Coloquei coragem e petulância na mesma panela. Cozinhei um romance. Título inicial: A nova cozinheira. Vedado para não parecer ser livro de receita culinária. Bolei outro em seguida: Atalaia meia-noite. E tome não sei quantas páginas datilografadas com a máquina da biblioteca do padre, porque era lá que me aquartelava. Já não me lembro se escrevia e depois datilografava. Ou se datilografava direto. Eu tinha quatorze para quinze anos. Nem tudo a memória salvou. O romance aludido, por mais de sessenta anos, ficou bem sepultado, a ponto de só agora me lembrar que existiu, movido pelo fedor que o impregnou por todos os poros, uma história totalmente fora do contexto da realidade dos anos então vividos.
No pico da montanha, o romance envolve um estudante, de família de posse, e a nova cozinheira, evidentemente sem nenhum barão no meio dos antepassados.

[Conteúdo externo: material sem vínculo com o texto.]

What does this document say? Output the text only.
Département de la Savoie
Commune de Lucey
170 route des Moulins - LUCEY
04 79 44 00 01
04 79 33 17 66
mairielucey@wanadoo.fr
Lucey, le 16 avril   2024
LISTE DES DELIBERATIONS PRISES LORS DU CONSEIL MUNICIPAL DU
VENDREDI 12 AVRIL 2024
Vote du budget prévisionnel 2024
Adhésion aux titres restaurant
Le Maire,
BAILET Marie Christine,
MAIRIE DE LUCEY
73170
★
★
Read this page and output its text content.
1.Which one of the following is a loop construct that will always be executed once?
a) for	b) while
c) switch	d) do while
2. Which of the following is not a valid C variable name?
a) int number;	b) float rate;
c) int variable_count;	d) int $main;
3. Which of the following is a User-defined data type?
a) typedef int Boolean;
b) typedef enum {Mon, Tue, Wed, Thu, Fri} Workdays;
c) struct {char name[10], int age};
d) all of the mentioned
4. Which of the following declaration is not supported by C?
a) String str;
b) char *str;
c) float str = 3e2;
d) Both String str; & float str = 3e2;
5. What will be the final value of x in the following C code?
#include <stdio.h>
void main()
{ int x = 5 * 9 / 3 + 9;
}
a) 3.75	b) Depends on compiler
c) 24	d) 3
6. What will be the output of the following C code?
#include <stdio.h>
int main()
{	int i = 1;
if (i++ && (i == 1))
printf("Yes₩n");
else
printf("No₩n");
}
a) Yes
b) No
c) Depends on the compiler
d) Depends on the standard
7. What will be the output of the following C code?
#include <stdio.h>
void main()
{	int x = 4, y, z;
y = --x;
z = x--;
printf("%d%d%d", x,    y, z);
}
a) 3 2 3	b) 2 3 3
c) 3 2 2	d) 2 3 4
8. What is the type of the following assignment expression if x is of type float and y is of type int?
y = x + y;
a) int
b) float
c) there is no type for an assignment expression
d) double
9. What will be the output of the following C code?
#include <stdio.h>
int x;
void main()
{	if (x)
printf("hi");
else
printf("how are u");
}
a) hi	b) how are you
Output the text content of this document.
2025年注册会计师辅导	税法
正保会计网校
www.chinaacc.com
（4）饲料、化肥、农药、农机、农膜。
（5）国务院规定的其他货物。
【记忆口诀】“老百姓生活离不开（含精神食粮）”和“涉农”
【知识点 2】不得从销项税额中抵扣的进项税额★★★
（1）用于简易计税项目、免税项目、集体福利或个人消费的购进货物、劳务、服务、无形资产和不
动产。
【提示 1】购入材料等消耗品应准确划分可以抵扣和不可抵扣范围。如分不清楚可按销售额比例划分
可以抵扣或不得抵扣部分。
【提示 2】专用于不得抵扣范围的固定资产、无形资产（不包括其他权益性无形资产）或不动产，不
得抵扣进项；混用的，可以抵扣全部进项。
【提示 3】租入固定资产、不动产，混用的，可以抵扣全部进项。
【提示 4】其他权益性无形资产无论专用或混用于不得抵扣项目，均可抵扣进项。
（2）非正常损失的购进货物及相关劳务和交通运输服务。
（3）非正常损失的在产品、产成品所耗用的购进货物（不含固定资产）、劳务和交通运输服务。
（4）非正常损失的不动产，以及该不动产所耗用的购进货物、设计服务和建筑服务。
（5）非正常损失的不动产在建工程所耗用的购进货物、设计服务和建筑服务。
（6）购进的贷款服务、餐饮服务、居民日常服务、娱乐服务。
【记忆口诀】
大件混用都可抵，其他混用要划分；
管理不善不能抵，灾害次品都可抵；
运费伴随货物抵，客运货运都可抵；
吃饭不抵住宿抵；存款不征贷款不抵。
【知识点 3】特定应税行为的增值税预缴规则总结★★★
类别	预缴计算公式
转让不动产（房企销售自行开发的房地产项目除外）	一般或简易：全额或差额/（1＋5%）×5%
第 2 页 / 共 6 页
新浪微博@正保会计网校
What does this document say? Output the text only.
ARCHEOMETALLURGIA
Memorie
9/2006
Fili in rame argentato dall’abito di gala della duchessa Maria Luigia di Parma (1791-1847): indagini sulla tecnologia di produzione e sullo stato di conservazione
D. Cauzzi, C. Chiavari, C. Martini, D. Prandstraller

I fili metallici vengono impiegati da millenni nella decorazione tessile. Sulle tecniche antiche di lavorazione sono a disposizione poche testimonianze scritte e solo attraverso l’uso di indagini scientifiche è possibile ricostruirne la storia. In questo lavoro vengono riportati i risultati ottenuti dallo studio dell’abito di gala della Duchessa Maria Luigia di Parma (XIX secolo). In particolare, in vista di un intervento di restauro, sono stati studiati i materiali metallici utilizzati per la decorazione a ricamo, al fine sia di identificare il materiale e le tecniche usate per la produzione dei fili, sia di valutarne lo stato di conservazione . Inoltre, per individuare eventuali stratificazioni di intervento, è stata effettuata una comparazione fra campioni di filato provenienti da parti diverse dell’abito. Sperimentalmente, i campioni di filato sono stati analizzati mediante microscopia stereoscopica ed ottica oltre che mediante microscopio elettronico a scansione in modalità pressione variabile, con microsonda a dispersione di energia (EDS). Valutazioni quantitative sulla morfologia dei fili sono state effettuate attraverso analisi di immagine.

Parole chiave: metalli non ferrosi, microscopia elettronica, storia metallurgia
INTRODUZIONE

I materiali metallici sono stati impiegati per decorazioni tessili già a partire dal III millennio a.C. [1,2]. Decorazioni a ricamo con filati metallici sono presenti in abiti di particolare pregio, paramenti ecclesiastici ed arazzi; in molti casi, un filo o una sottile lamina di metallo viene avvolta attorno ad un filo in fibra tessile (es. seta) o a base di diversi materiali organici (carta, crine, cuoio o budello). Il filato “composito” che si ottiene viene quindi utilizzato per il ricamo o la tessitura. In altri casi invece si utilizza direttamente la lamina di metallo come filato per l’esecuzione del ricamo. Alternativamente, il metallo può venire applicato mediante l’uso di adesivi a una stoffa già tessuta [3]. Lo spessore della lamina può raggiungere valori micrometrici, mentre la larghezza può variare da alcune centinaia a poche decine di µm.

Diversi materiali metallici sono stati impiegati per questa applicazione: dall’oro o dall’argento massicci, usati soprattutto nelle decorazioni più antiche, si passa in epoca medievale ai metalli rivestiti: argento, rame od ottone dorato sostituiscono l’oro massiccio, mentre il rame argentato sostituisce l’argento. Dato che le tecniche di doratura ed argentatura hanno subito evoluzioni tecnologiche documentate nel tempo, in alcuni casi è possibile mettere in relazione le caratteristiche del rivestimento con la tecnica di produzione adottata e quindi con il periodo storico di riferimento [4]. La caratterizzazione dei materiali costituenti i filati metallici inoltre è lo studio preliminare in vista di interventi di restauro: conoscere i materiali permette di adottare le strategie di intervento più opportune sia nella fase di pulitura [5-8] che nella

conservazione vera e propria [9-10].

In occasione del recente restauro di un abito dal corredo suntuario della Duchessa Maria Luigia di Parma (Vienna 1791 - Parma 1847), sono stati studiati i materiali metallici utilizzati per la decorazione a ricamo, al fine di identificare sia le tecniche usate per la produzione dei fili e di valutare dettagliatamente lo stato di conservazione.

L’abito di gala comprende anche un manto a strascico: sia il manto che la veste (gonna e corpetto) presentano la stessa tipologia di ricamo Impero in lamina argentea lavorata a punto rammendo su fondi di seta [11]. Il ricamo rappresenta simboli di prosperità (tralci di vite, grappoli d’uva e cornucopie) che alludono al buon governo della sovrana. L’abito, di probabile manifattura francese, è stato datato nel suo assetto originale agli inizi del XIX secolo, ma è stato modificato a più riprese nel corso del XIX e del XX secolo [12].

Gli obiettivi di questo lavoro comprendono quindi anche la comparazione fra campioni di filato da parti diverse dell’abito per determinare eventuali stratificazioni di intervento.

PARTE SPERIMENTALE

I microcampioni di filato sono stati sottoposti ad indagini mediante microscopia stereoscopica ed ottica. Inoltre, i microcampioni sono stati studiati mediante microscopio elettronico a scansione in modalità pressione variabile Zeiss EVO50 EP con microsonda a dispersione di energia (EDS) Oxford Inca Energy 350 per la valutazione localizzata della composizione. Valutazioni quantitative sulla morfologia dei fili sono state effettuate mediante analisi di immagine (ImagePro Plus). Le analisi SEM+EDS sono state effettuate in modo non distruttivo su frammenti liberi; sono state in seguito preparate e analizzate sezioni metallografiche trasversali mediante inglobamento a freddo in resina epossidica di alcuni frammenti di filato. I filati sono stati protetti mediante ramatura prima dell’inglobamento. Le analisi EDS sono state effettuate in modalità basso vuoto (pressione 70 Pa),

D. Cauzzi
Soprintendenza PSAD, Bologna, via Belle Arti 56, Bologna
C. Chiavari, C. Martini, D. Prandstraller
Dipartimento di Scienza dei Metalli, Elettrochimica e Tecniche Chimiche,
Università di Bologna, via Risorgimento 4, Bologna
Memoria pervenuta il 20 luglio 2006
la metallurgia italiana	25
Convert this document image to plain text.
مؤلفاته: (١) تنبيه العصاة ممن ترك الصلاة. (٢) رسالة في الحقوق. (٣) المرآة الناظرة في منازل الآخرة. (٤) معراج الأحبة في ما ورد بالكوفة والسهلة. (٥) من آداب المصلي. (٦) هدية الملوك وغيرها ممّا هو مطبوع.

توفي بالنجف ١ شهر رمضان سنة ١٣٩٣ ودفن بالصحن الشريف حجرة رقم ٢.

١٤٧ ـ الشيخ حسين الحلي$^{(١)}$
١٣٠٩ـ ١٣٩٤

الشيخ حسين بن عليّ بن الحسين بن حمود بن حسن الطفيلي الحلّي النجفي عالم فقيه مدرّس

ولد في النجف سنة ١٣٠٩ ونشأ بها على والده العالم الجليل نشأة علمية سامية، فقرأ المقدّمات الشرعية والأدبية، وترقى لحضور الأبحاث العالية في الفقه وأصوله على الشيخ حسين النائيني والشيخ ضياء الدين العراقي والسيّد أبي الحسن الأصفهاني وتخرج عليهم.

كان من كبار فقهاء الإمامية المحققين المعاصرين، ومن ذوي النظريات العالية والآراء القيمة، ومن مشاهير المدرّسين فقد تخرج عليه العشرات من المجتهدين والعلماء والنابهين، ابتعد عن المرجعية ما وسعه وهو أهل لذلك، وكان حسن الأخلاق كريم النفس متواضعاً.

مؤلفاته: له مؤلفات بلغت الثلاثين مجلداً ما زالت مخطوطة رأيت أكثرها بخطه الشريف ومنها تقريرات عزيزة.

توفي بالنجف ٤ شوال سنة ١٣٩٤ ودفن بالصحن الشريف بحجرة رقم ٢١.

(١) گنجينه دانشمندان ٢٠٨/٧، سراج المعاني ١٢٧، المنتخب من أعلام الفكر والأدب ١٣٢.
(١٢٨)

Como não poderia deixar de ser, a oposição da família, dele, claro. No papel de conselheiro, um professor, que os dois, quando podiam, iam derramar queixas, mestre a fugir das boas regras de comportamento, pelo apego ao líquido que passarinho não bebe. O conselheiro, sem guardar semelhança com o Acácio, de Eça de Queiroz, nem com o Aires, de Machado de Assis, ouvia e filosofava. Um beberrão, que, quando não estava embriagado, nem de ressaca, cobria os dois jovens de incentivos, que não moviam folhas, muito menos moinhos. A verborréia do amor era a tônica.
O final, trágico, à Camilo Castelo Branco: a cozinheira, sentindo sem terra para pisar, se suicida nas águas da Praia da Atalaia, a meia noite em ponto; o namorado, no dia que marca o fato, religiosamente, acende velas nas areias da praia – como se o vento permitisse que velas ali fossem acesas -, fato que, na manhã seguinte, servia de espanto para quem por ali estivesse ou passasse. O mistério renascia ano a ano. Faltava só a capelinha, com placa comemorativa.
Não guardei cópia, o que me permitiria hoje constatar se há algo que revele vôo de besouro ou de formiga de asa. E, cópia, para quê? Na realidade, a biblioteca morreu, o rapaz deu lugar a um senhor de setenta e cinco anos. A cópia, o tempo fez bem em deixá-la para trás, sem risco algum de ser publicada depois da sua morte. Desse pecado estava livre. Louvado seja Deus!